Many people have called to express their willingness to enter into a prenuptial agreement but assume all they need to mention in their agreement is ownership of the personal assets they have prior to marriage. However, what they fail to realize is that State family law gives rights to personal property of the other spouse just by virtue of the fact that they have walked down the aisle unless the surviving spouse expressly waive them in an agreement.
What are these rights?
One of these rights is the right to an interest in the deceased spouse’s homestead property. A surviving spouse is entitled either to the right to live in the deceased spouse’s homestead for his or her life or to an undivided one half (1/2) interest in the deceased spouse’s homestead, even if the surviving spouse does not own an interest in the homestead property.
In addition, by law, the surviving spouse can elect to receive thirty percent (30%) of all of the deceased spouse’s assets, including real estate, cash, securities, revocable trust assets, some irrevocable trust assets, life insurance policies, pension and retirement plans. The elective share is in addition to the surviving spouse’s right to the deceased spouse’s homestead property.
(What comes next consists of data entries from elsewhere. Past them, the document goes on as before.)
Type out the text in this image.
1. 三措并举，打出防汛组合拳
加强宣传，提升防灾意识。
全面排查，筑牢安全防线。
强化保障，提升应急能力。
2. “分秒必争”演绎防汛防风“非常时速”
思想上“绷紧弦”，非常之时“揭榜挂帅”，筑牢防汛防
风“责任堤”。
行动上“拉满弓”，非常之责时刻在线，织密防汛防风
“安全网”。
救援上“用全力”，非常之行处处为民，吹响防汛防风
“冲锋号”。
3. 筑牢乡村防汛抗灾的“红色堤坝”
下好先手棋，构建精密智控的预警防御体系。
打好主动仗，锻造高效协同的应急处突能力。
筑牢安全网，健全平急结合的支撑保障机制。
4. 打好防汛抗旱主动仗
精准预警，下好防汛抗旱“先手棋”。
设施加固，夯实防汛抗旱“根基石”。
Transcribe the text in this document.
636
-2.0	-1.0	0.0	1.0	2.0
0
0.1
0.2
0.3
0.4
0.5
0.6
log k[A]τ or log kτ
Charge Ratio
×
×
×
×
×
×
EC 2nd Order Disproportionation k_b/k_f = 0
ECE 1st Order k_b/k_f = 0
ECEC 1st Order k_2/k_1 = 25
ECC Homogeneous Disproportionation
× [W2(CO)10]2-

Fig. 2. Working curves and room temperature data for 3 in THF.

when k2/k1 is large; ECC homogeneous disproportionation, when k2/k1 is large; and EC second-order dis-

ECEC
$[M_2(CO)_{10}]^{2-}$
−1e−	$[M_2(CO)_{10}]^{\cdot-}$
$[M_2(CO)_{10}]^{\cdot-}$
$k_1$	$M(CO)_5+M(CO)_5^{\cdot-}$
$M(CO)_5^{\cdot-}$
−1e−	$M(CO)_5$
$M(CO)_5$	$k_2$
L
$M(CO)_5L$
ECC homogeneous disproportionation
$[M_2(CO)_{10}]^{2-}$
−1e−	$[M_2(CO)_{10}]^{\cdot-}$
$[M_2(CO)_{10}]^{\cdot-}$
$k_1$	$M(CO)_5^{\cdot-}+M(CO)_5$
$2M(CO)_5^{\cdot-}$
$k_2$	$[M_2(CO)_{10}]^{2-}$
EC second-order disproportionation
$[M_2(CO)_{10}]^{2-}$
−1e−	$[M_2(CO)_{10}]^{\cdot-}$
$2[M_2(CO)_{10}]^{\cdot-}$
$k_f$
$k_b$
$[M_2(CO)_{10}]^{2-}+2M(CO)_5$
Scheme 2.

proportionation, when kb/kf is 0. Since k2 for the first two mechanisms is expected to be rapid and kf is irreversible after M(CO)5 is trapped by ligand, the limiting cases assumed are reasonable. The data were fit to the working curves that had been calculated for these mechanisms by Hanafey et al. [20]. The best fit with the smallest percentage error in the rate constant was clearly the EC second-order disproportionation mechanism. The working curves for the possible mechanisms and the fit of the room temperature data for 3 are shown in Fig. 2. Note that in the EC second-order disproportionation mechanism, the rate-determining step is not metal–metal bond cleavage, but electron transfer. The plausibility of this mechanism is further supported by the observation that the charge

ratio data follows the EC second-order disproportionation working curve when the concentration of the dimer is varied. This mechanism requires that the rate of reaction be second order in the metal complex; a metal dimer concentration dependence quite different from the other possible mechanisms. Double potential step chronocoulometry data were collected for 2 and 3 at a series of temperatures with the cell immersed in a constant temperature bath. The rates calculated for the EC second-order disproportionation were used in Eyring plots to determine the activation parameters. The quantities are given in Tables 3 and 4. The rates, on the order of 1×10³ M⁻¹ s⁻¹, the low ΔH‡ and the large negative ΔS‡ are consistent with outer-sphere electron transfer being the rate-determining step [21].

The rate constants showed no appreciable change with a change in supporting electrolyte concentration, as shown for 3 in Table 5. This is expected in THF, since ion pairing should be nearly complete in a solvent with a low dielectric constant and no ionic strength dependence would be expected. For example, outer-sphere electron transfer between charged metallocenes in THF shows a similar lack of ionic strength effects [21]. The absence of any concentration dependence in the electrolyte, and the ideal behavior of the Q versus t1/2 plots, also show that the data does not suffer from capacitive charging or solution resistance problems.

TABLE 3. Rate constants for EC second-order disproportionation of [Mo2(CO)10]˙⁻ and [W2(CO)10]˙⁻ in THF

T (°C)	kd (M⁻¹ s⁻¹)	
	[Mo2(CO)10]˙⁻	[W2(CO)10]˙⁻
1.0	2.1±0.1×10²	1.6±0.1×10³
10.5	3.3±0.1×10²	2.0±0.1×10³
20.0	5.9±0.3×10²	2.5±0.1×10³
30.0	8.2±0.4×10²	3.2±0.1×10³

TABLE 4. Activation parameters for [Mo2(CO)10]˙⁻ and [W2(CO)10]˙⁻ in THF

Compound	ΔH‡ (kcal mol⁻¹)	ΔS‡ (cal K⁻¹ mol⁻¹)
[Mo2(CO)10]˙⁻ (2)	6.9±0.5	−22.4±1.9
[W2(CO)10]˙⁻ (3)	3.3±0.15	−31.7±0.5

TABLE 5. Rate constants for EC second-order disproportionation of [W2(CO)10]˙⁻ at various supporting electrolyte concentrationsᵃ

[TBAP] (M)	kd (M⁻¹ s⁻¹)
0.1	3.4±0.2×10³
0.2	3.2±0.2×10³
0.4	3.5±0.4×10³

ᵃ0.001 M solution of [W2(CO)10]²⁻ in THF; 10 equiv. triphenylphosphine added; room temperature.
With these being said, prenuptial or postnuptial agreement is on one hand to protect a spouse’s property right at time of divorce, and on the other hand to protect children and other family members’ right to estate property. If the surviving spouse waives his or her right to homestead property and elective share in such an agreement, the deceased spouse may legally devise his or her assets to whomever he or she chooses without limitation.